It’s a recent Tuesday, late afternoon, and Gordon Osing, who just turned 69, is set to leave the next day for his mother’s funeral. He’s bought a new dress jacket, he’s got new dentures, and if, as he says by phone, “my voice comes out like I’ve got castanets in my mouth,” he apologizes.
But his voice is clear, no need to apologize to me, who’s here to listen in while Osing, on the line, tears through topics close to his heart and much on his mind: his home in north Mississippi and the nearby Delta; Memphis and the University of Memphis, where he’s taught creative writing and culture studies for more than 30 years; the poets Emily Dickinson and John Crowe Ransom; the writing life and the “fictive” life; departed parents and the surviving self.
Lofty topics, some of them, to be sure, but the occasion for the call is simple enough: the publication of Osing’s new book, Things That Never Happened: Fictions of Family Eros (published by Spuyten Duyvil press), a self-described memoir consisting of nine stories and one novella, all told in blank verse but don’t let that keep you. It’s verse, according to Osing, that easily accommodates “direct, ordinary, intimate speech,” and he effectively uses it (as his model, Peter Taylor, did in In the Miro District) to examine the life he lived on Fourth Street in Springfield, Illinois, as the son of an often absent Lutheran father, who worked as an “auditor” tracking railroad shipments. His formidable Irish Catholic mother, meanwhile, worked to raise (and sometimes put the fear into) her children. The book opens with Osing, in the 1940s, a child haunted by the sight of his mother catching flies and eating them; it closes with Osing, a man accusingly, lovingly in a hundred-page conversation with his ghost of a father.
Between those two poles, we follow the author to a Lutheran boarding school designed to turn boys into seminarians (and from which Osing was kicked out); to Osing in the mid-’50s on the carnival circuit (where he worked and watched as a guy named Mickey did everything but marry a gal named Beulah); to Osing in Memphis in ’73 in the erotically charged company of an art student named “Janet”; to Osing in Memphis in ’77, “forty and fat and free,” in the oddball company of a woman left unnamed; to Osing in ’97 on the phone with Walter, a theologically driven friend from school and a certified schizophrenic (or is he a genius?).
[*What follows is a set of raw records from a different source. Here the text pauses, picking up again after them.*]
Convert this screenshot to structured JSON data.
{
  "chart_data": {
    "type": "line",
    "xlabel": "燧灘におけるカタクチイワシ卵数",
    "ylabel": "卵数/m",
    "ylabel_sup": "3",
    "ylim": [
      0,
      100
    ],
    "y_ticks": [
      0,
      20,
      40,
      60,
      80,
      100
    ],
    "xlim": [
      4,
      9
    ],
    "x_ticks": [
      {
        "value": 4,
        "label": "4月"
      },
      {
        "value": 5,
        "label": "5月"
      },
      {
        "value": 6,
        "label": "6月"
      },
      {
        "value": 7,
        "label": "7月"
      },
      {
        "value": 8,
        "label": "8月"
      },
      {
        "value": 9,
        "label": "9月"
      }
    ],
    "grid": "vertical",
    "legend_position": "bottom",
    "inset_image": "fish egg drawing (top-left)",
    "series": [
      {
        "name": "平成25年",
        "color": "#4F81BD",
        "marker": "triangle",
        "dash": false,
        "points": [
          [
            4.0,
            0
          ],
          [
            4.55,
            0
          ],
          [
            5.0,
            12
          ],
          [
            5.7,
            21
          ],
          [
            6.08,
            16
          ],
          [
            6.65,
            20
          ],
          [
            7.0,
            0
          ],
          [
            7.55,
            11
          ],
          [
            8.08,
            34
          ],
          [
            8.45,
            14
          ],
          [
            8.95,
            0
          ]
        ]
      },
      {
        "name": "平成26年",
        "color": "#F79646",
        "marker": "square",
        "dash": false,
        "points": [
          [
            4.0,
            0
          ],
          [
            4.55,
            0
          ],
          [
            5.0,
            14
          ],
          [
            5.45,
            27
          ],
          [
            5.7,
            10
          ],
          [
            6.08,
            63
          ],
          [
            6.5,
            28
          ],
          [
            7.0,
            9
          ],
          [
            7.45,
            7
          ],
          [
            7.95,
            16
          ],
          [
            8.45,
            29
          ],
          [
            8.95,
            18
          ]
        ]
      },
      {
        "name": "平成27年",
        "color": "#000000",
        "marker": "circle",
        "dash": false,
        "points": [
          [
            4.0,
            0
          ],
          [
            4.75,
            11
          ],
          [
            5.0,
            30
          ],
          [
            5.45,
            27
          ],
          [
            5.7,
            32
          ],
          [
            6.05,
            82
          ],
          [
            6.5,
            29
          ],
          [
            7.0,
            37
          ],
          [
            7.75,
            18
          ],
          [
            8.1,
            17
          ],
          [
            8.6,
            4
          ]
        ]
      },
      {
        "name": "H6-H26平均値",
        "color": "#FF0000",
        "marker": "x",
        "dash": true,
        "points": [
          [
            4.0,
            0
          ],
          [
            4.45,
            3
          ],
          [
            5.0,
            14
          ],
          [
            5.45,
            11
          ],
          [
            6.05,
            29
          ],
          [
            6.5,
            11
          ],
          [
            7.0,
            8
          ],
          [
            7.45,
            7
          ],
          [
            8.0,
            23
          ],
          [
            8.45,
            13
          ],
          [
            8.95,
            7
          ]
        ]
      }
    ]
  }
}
True or not, each and every detail, any or all of the above? Or true enough, according to poet Howard Nemerov, whose Journal of the Fictive Life inspired Osing to “narratize” the self, make of one’s life a fiction, put order to disorder, to arrive at a greater end: literature?
I don’t know. This I know: It took Gordon Osing 20 years to question and compose Things That Never Happened, and I leave it to him, in his closing pages, to do the math and reach a memorable, lasting solution:
“And all I will have to show someday/ will be these words in rows and taken/ together as leaving or adding up to/ everything. Some things more than/ happened. They remain, happening/ still. Only their sum is more than/ they add up to or a difference should leave./ That, in a word, is the trick I do./ For the sake of auditor me, auditor you.”
Gordon Osing will read from and sign copies of Things That Never Happened at Burke‘s Book Store on Friday, March 3rd, from 5 to 6:30 p.m. (reading at 6 p.m.).
In Chasing the Sea (2003), Tom Bissell wrote of the disappearing Aral Sea in Uzbekistan. In God Lives in St. Petersburg (2005), a collection of short stories, Bissell wrote of traveling Americans personally and culturally at sea in Central Asia. Author and expert critic Pankaj Mishra praised that book in The New York Times Book Review. Hear and see for yourself when Tom Bissell reads from his works (booksigning to follow) at Rhodes, inside Frazier Jelke, on Thursday, March 2nd, at 7:30 p.m.
The challenge: how to decorate a room by yourself in two days for next to no money. The possibilities: a shower curtain as window covering; a tutu as lamp shade; or a rug as headboard. For added ideas, go to $500 Room Makeovers (Clarkson Potter) by Lisa Quinn, a native Memphian (now living in Oakland) who went from waiting tables at Automatic Slim’s to hosting her own decorating segment on San Francisco TV, this after founding her own interior-design company during the 1990s and serving as a California set designer. On the small screen, Quinn’s acted as spokesperson for the furniture giant IKEA and Kelly-Moore Paints. Later this year, she hits the big time: the launch of a line of her own bedroom furnishings for Spiegel catalog. Welcome Quinn back to town when she signs $500 Room Makeovers at Borders on Saturday, March 4th, at 2 p.m.